Он так долго не отвечал, делая вид, будто возится с пуговицами, которые не лезут в тугие петли, что я сразу понял: не хочется ему отвечать. Но я выждал, пока он застегнется, и снова повторил свой вопрос:
— Глафира-то где?
— Забарствовала Глафира, — нехотя ответил Сергей. — На автомобиле катается. Кухарка дверь открывает. Фамилия ей стала Сироткина. Это Глафира-то!
Он как будто ударил меня этим сообщением: первая наша комсомолка, бесстрашная и преданная революции, ненавидящая все, что стояло на нашем пути! Глафира забарствовала! Да как же это?

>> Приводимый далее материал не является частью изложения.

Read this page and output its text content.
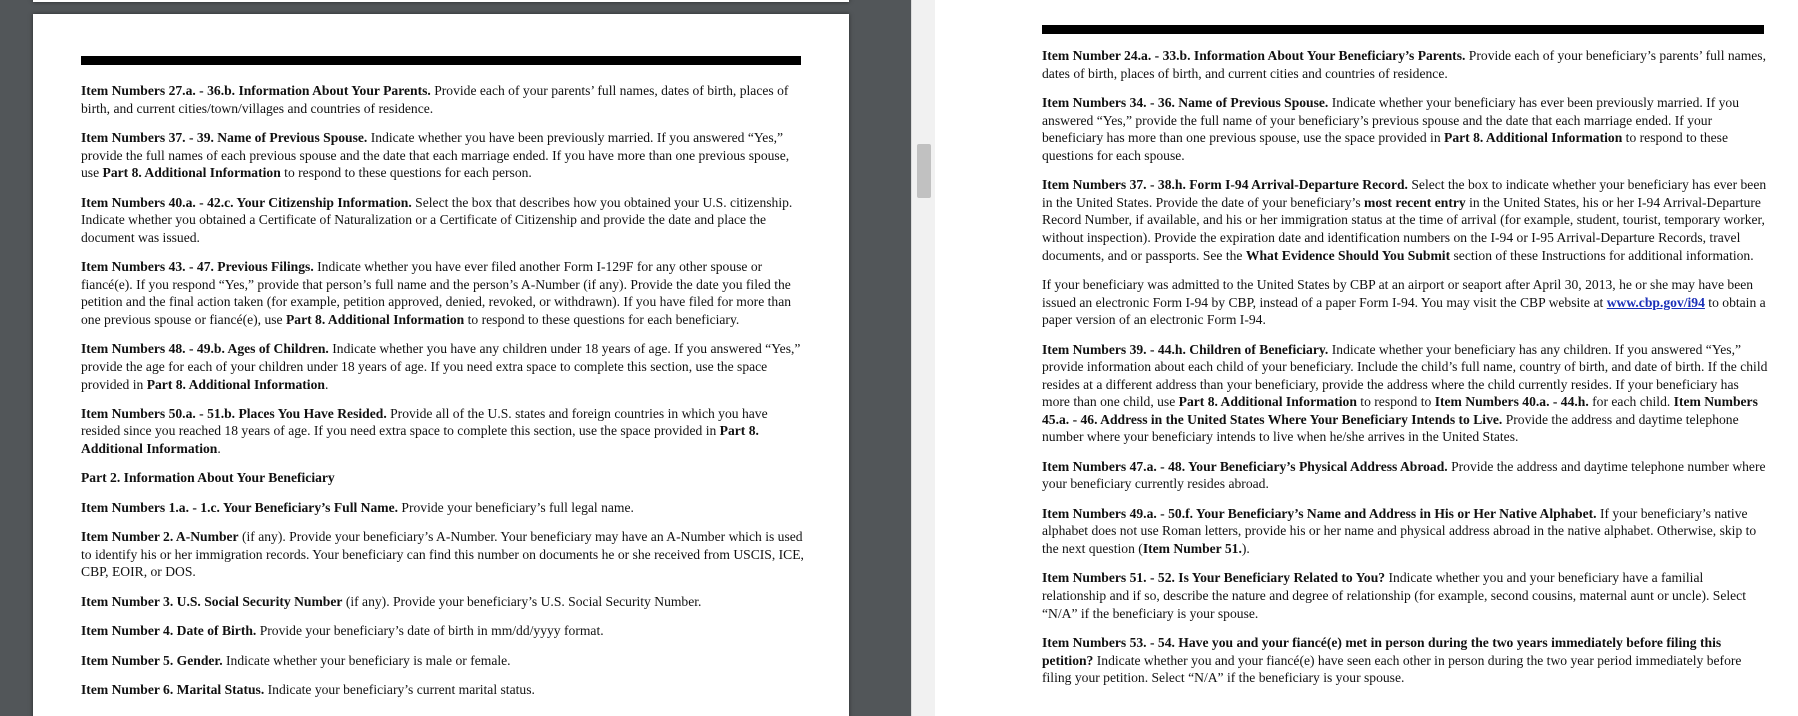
Item Numbers 27.a. - 36.b. Information About Your Parents. Provide each of your parents’ full names, dates of birth, places of birth, and current cities/town/villages and countries of residence.

Item Numbers 37. - 39. Name of Previous Spouse. Indicate whether you have been previously married. If you answered “Yes,” provide the full names of each previous spouse and the date that each marriage ended. If you have more than one previous spouse, use Part 8. Additional Information to respond to these questions for each person.

Item Numbers 40.a. - 42.c. Your Citizenship Information. Select the box that describes how you obtained your U.S. citizenship. Indicate whether you obtained a Certificate of Naturalization or a Certificate of Citizenship and provide the date and place the document was issued.

Item Numbers 43. - 47. Previous Filings. Indicate whether you have ever filed another Form I-129F for any other spouse or fiancé(e). If you respond “Yes,” provide that person’s full name and the person’s A-Number (if any). Provide the date you filed the petition and the final action taken (for example, petition approved, denied, revoked, or withdrawn). If you have filed for more than one previous spouse or fiancé(e), use Part 8. Additional Information to respond to these questions for each beneficiary.

Item Numbers 48. - 49.b. Ages of Children. Indicate whether you have any children under 18 years of age. If you answered “Yes,” provide the age for each of your children under 18 years of age. If you need extra space to complete this section, use the space provided in Part 8. Additional Information.

Item Numbers 50.a. - 51.b. Places You Have Resided. Provide all of the U.S. states and foreign countries in which you have resided since you reached 18 years of age. If you need extra space to complete this section, use the space provided in Part 8. Additional Information.

Part 2. Information About Your Beneficiary

Item Numbers 1.a. - 1.c. Your Beneficiary’s Full Name. Provide your beneficiary’s full legal name.

Item Number 2. A-Number (if any). Provide your beneficiary’s A-Number. Your beneficiary may have an A-Number which is used to identify his or her immigration records. Your beneficiary can find this number on documents he or she received from USCIS, ICE, CBP, EOIR, or DOS.

Item Number 3. U.S. Social Security Number (if any). Provide your beneficiary’s U.S. Social Security Number.

Item Number 4. Date of Birth. Provide your beneficiary’s date of birth in mm/dd/yyyy format.

Item Number 5. Gender. Indicate whether your beneficiary is male or female.

Item Number 6. Marital Status. Indicate your beneficiary’s current marital status.

Item Number 24.a. - 33.b. Information About Your Beneficiary’s Parents. Provide each of your beneficiary’s parents’ full names, dates of birth, places of birth, and current cities and countries of residence.

Item Numbers 34. - 36. Name of Previous Spouse. Indicate whether your beneficiary has ever been previously married. If you answered “Yes,” provide the full name of your beneficiary’s previous spouse and the date that each marriage ended. If your beneficiary has more than one previous spouse, use the space provided in Part 8. Additional Information to respond to these questions for each spouse.

Item Numbers 37. - 38.h. Form I-94 Arrival-Departure Record. Select the box to indicate whether your beneficiary has ever been in the United States. Provide the date of your beneficiary’s most recent entry in the United States, his or her I-94 Arrival-Departure Record Number, if available, and his or her immigration status at the time of arrival (for example, student, tourist, temporary worker, without inspection). Provide the expiration date and identification numbers on the I-94 or I-95 Arrival-Departure Records, travel documents, and or passports. See the What Evidence Should You Submit section of these Instructions for additional information.

If your beneficiary was admitted to the United States by CBP at an airport or seaport after April 30, 2013, he or she may have been issued an electronic Form I-94 by CBP, instead of a paper Form I-94. You may visit the CBP website at www.cbp.gov/i94 to obtain a paper version of an electronic Form I-94.

Item Numbers 39. - 44.h. Children of Beneficiary. Indicate whether your beneficiary has any children. If you answered “Yes,” provide information about each child of your beneficiary. Include the child’s full name, country of birth, and date of birth. If the child resides at a different address than your beneficiary, provide the address where the child currently resides. If your beneficiary has more than one child, use Part 8. Additional Information to respond to Item Numbers 40.a. - 44.h. for each child. Item Numbers 45.a. - 46. Address in the United States Where Your Beneficiary Intends to Live. Provide the address and daytime telephone number where your beneficiary intends to live when he/she arrives in the United States.

Item Numbers 47.a. - 48. Your Beneficiary’s Physical Address Abroad. Provide the address and daytime telephone number where your beneficiary currently resides abroad.

Item Numbers 49.a. - 50.f. Your Beneficiary’s Name and Address in His or Her Native Alphabet. If your beneficiary’s native alphabet does not use Roman letters, provide his or her name and physical address abroad in the native alphabet. Otherwise, skip to the next question (Item Number 51.).

Item Numbers 51. - 52. Is Your Beneficiary Related to You? Indicate whether you and your beneficiary have a familial relationship and if so, describe the nature and degree of relationship (for example, second cousins, maternal aunt or uncle). Select “N/A” if the beneficiary is your spouse.

Item Numbers 53. - 54. Have you and your fiancé(e) met in person during the two years immediately before filing this petition? Indicate whether you and your fiancé(e) have seen each other in person during the two year period immediately before filing your petition. Select “N/A” if the beneficiary is your spouse.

— А вот и получилось, — Сергей тряхнул головой, — и к черту. Знаешь что, давай об этом потом…
Я видел, что он растерян не меньше меня, и затаил свои вопросы до-другого раза, но, не давая мне опомниться, он тут же нанес удар с другой стороны.
— Пойдешь со мной.
— Куда?
— Куда поведу. В собор. Там меня ждут.
В собор! С удивлением и некоторым испугом посмотрел я на друга, который запросто зовет меня в такое запретное место. А он, не замечая легкого шока, в который повергло меня его приглашение, продолжал одеваться. Подпоясавшись черным шелковым пояском, он накинул черный пиджак и стал похож на переодетого попа.
— Как же я пойду?
Сергей сунул руку во внутренний карман пиджака и вынул оттуда партийный билет. Показал мне и снова спрятал.

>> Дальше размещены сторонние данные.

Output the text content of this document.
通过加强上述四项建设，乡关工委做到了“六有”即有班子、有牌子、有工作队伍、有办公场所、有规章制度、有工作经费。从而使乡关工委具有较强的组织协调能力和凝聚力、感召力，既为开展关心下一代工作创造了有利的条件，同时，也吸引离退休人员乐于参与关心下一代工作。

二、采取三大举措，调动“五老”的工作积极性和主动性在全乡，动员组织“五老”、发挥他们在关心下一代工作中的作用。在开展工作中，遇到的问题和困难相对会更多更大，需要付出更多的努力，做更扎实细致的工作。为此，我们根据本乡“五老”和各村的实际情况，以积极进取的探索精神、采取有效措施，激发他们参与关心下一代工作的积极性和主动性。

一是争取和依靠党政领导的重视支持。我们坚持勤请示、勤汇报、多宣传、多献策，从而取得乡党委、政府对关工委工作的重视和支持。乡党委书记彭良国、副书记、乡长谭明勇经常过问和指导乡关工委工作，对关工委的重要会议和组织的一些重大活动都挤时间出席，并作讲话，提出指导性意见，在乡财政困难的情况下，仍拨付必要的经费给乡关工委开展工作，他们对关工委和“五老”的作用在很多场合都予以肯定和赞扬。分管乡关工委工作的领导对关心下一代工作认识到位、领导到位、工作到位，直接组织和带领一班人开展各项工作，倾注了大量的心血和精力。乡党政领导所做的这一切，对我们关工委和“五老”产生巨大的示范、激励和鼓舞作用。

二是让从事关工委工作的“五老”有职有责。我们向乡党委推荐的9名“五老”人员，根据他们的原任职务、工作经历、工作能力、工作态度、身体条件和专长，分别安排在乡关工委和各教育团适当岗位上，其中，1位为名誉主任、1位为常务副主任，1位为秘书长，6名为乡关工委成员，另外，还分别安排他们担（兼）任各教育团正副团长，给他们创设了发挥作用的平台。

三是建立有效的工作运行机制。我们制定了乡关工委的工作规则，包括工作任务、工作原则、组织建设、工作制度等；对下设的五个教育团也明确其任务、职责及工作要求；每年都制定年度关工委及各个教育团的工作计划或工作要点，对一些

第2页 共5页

— Понял? Ты грязи этой церковной не бойся, к тебе она не пристанет. Я привык дело иметь с попами и со всяким сбродом, потому что без этого не отыщешь настоящие драгоценности. И занятие мое тоже, заметь, чистотой не отличается: сколько грязи надо убрать со старой-то иконы, прежде чем вытащишь на свет настоящую красоту. Вот для того у меня и борода, чтобы не думали, будто мальчишка пришел, ничего не понимающий. Я, брат, и всякую церковность изучал не хуже любого попа. Ну, пошли.

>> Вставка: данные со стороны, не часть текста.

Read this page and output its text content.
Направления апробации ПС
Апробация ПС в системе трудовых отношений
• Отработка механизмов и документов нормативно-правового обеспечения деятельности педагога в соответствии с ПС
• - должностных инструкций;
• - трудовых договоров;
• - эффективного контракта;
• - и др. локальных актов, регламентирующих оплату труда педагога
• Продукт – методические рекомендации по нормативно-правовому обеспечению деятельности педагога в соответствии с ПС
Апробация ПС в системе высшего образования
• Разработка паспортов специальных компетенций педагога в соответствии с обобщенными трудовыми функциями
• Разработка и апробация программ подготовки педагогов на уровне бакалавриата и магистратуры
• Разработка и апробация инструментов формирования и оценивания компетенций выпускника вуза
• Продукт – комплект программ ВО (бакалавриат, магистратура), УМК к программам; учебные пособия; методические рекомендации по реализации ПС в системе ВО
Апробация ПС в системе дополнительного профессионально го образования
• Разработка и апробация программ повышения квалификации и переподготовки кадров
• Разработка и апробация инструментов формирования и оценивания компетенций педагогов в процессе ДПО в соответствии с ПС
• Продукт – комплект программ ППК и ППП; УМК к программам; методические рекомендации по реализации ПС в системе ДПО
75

И уже по дороге продолжал рассказывать:
— Живет в городе Перми один гениальнейший собиратель русской старины. Деревянную скульптуру собирает, старых пермских богов. Фамилия у него звенящая — Серебренников! Эх, хорош!.. Ездил я к нему в прошлом году. А места там!.. Все, знаешь, громадное: леса — на тысячи верст, горы—вот! Реки — ширины невообразимой, о красоте и рассказывать не берусь — надо самому видеть. Ну, и народ — тоже подходящий. Ты слушай: приезжает Серебренников в одну таежную деревню — это он мне сам рассказывал — и видит: в часовне стоит несказанной красоты деревянный бог. Иисус Христос. В терновом венце, широкоскулый, раскосый, вокруг рта монгольские усы. А глаза: мудрость, скорбь, всепрощение. И, как у всех почти пермских богов, правая рука поднята к щеке, будто защищается. Мне, неверующему, хочется упасть на колени и молиться: «Господи, до чего тебя хорошо сотворил русский мужик!» Долго Серебренников уговаривал отдать ему Христа: «Вам он не нужен, и часовня у вас ветхая, его дождь портит, воробьи пачкают, а у меня он будет стоять в самой большой церкви». В Перми музей помещается в бывшем соборе. Урезонил он мужиков, они говорят: «Только ты его сейчас не забирай, мы тебе сами на пристань привезем». На том и порешили. А в назначенный срок стоит он на пристани и видит: валит толпа. Мужики, бабы, ребятишки. Идут степенно, истово. А впереди шестеро мужиков несут гроб. А в гробу деревянный Христос лежит на новых холстинах. Они там в деревне прощание устроили, всю ночь не спали, в часовне свечи жгли и молились без попа, как умели, — прощались с Христом: «Ты на нас не держи обиды, Иисус Христос, видишь, дом твой прохудился, а денег у нас нет — крышу перекрыть, окна остеклить. От нас даже поп уехал, совсем с голоду отощал. А там тебе будет хорошо, весело будет, народу много, не то что у нас в лесу…» Вот какие истории бывают.